Yes, it’s a trend, apparently. Run an add that hits home and the target wants to make sure viewers can’t see it so they can make up their own minds. The ECI launched its opening salvo against Joe Sestak and Sestak’s lawyer rushes in to respond, as Ben Smith reports:

A lawyer for Rep. Joe Sestak, attesting to the Senate candidate’s pro-Israel bona fides, wrote that Sestak had “put his life on the line to defend Israel” during his years in the Navy. The letter, an unsuccessful attempt to persuade Comcast not to air an attack ad from the Emergency Committee for Israel, aggressively makes Sestak’s case on several fronts, but the suggestion that his naval service* in was performed “to defend Israel” is rarely heard outside conspiracy circles.

“Congressman Joe Sestak is the only candidate in the U.S. Senate race who (as an officer of the Navy) was willing to put his life on the line to defend Israel,” Sestak lawyer Jared Solomon wrote Comcast. “It is offensive and outrageous to suggest that he does not stand with Israel.”

Solomon’s letter, obtained by POLITICO,  challenges several other portions of the attack ad, including a claim that he’d helped fundraise for the Council on American Islamic Relations (his appearance was at “a portion of the event explicitly free of fundraising”) and that the group had been called a Hamas “front group” (“the characterization came a year after the CAIR event”).

This is a bizarre and telling move by Sestak on a number of grounds. First, is Sestak saying that he was in mortal peril as commander of a  naval battle group? Sensing that this is a gross exaggeration, his spokesman piped up with a “clarification”:

Sestak spokesman Jonathan Dworkin says the reference was not to any specific conflict, but to a series of operations with the Israeli Military, including a deployment in 2003 to help protect Israel from Iraqi missiles. “There is no suggestion that he served in the Navy for the purpose of defending Israel, only that he was involved in situations with the Israeli military and while serving the United States, he was willing to lay his life on the line in defense of our ally, Israel,” he writes.

Any military service, in my book, should be commended, but we’ve had enough of puffery lately about military credentials and it sure wasn’t the case that he was crawling on his belly through Gaza to protect the Jewish state. But, frankly, it’s hard to tell precisely what he did, because Sestak has refused to release his military records. If they show that he in fact risked life and limb for Israel and put to rest the controversy as to whether he was relieved of command — or told to resign (for creating a “poor command climate”) — why isn’t he putting out his Navy records?

Nor is the lawyer’s argument compelling, let along intelligible, that Sestak wasn’t really accusing Israel of “resorting to collective punishment” when he signed a letter promoted by J Street along with 53 other Israel-bashers. That letter called on Israel to figure out an approach to Gaza “without resulting in the de facto collective punishment of the Palestinian residents of the Gaza strip.” Huh? I don’t see how Sestak can escape from the text he signed off on.

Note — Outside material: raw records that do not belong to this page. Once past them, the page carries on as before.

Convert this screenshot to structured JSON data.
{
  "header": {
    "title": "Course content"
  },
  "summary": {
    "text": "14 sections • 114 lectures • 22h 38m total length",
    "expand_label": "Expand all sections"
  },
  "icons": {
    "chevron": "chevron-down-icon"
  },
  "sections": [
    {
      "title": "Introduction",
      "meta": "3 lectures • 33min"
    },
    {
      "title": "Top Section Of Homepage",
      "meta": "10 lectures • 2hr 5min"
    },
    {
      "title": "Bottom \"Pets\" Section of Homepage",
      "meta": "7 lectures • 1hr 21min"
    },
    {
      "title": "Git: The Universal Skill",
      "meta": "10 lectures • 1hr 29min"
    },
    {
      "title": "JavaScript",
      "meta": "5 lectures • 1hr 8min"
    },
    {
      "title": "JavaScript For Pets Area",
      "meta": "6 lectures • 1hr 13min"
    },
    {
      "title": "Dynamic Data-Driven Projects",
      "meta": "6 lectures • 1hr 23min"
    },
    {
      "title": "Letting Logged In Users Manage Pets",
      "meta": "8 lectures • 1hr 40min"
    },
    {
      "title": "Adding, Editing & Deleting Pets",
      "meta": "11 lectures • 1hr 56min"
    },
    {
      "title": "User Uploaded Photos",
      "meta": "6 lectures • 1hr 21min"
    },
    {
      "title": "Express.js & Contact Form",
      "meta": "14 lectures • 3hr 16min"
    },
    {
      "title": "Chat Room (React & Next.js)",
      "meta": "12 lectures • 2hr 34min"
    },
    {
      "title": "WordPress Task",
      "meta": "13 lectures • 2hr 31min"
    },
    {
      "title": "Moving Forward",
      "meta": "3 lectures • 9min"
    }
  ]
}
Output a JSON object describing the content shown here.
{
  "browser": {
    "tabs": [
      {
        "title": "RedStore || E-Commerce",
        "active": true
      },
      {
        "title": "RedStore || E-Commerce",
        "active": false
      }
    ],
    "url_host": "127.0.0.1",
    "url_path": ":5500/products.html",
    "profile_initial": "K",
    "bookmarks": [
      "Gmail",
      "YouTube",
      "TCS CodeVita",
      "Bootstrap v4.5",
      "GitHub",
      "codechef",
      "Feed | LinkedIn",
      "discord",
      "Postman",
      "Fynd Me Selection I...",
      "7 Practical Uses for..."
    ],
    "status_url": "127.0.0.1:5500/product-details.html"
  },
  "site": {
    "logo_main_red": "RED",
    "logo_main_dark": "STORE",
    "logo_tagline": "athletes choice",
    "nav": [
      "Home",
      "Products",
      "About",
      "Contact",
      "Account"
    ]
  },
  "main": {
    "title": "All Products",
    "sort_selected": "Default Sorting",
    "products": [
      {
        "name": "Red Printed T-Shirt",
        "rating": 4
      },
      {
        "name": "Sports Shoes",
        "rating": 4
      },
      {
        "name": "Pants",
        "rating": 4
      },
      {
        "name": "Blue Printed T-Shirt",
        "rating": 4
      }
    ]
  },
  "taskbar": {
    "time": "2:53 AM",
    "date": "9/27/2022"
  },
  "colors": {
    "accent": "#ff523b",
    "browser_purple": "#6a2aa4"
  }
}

But that’s not the weirdest part of the letter. He’s essentially saying: “I didn’t actually raise money for CAIR (although there was an admission fee), I just spoke at an event.” And he’s arguing it wasn’t the whole FBI who called CAIR a Hamas front group — just one agent did. Sheesh. I don’t see how that is going to fly. After all, CAIR officials have been the subject of many a legal investigation and have some rather radical views.

In the campaign Sestak’s going to have some explaining to do. Really, is he going to say it was only after the fundraising event that CAIR got the moniker of “Hamas front group”? They had been under investigation, after all, for years. More to the point, does he now understand that CAIR is in fact a front group?

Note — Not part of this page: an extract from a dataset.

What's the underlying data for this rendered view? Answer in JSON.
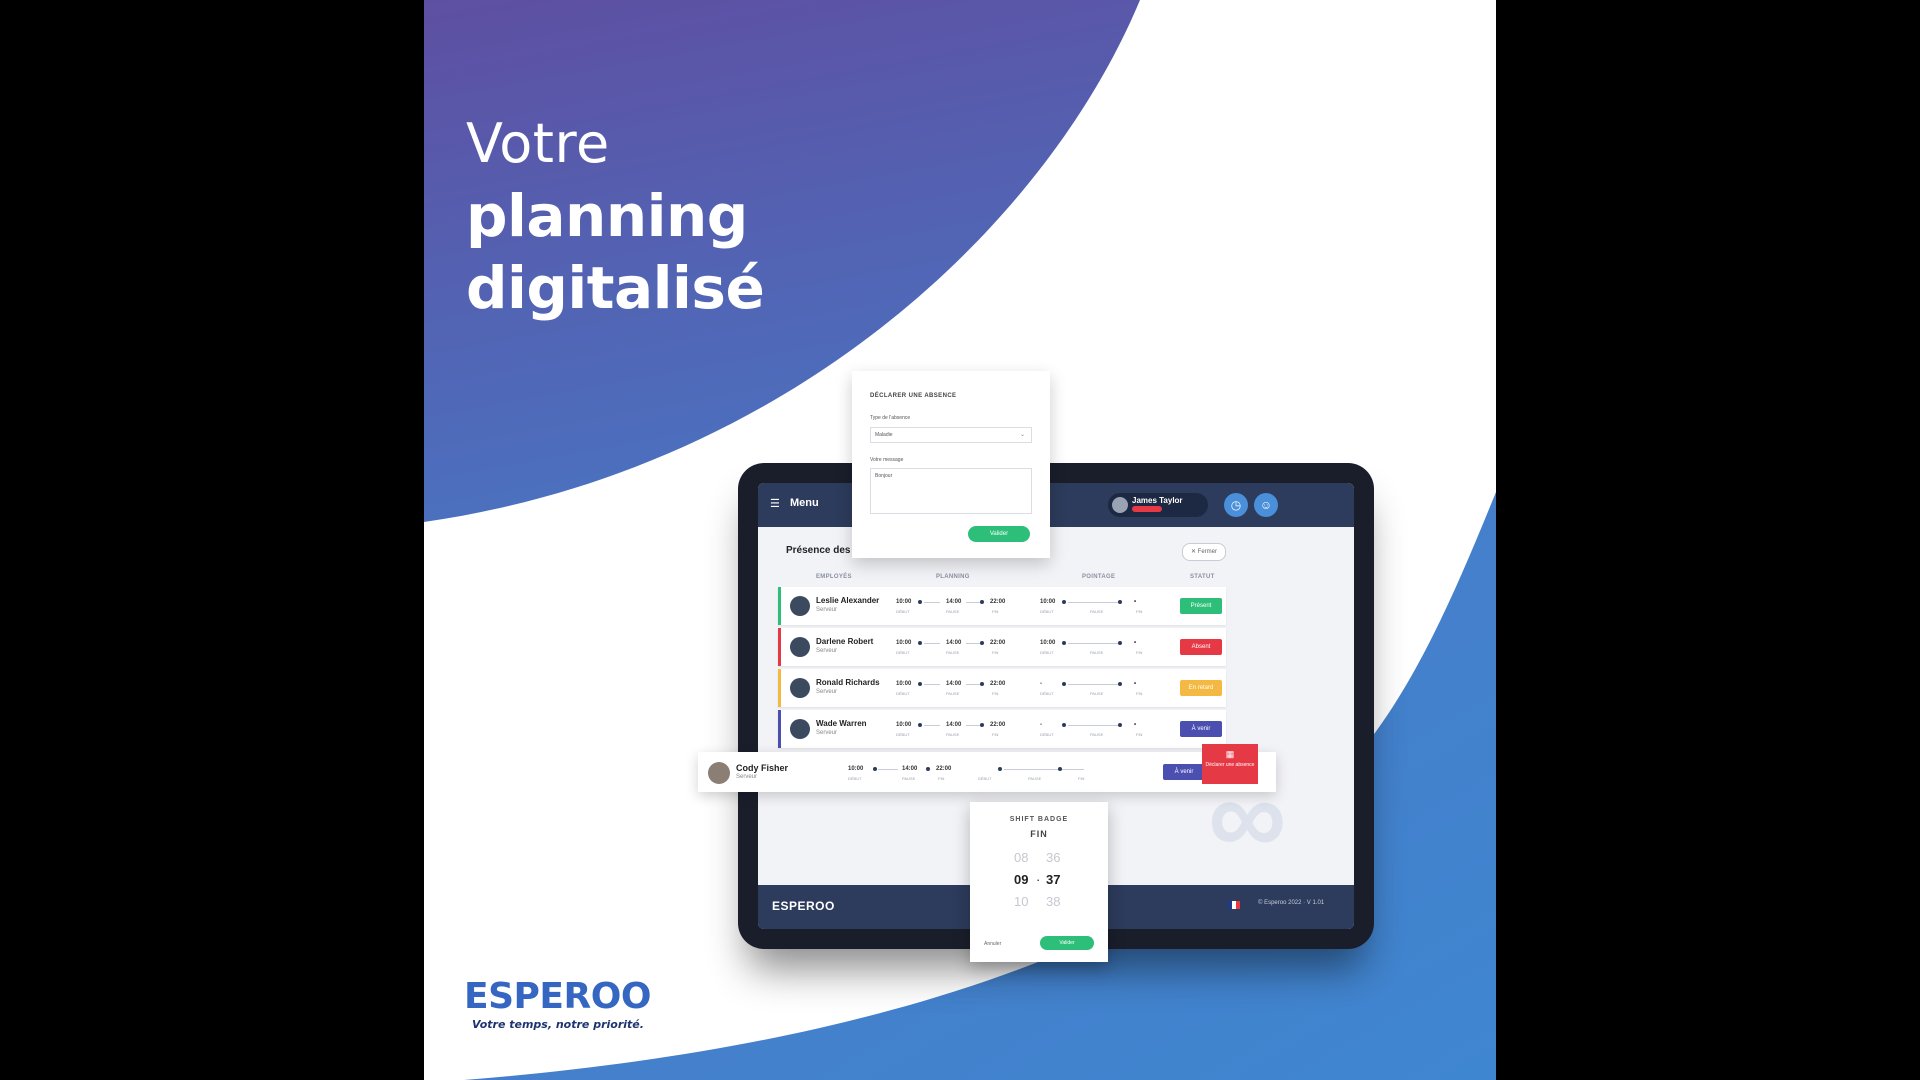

Also, take a look at the letter and exhibits that the ECI submitted in response to the “shut them up” plea from Sestak’s lawyer. I’m not sure how fair-minded people can look at all that and conclude that Sestak has a pro-Israel track record, unless we are willing to concede that “pro-Israel” has no meaning.

Arlen Specter tried to raise many of these same points during the primary, so this isn’t anything new. What is surprising is that Sestak thinks he can muscle his way through the campaign without revealing his Navy records, without expressing any remorse for speaking at a CAIR event (with a Muslim activist who compared Zionists to Nazis) and without explaining what exactly makes him so attractive to J Street. We’ll see if he can pull it off.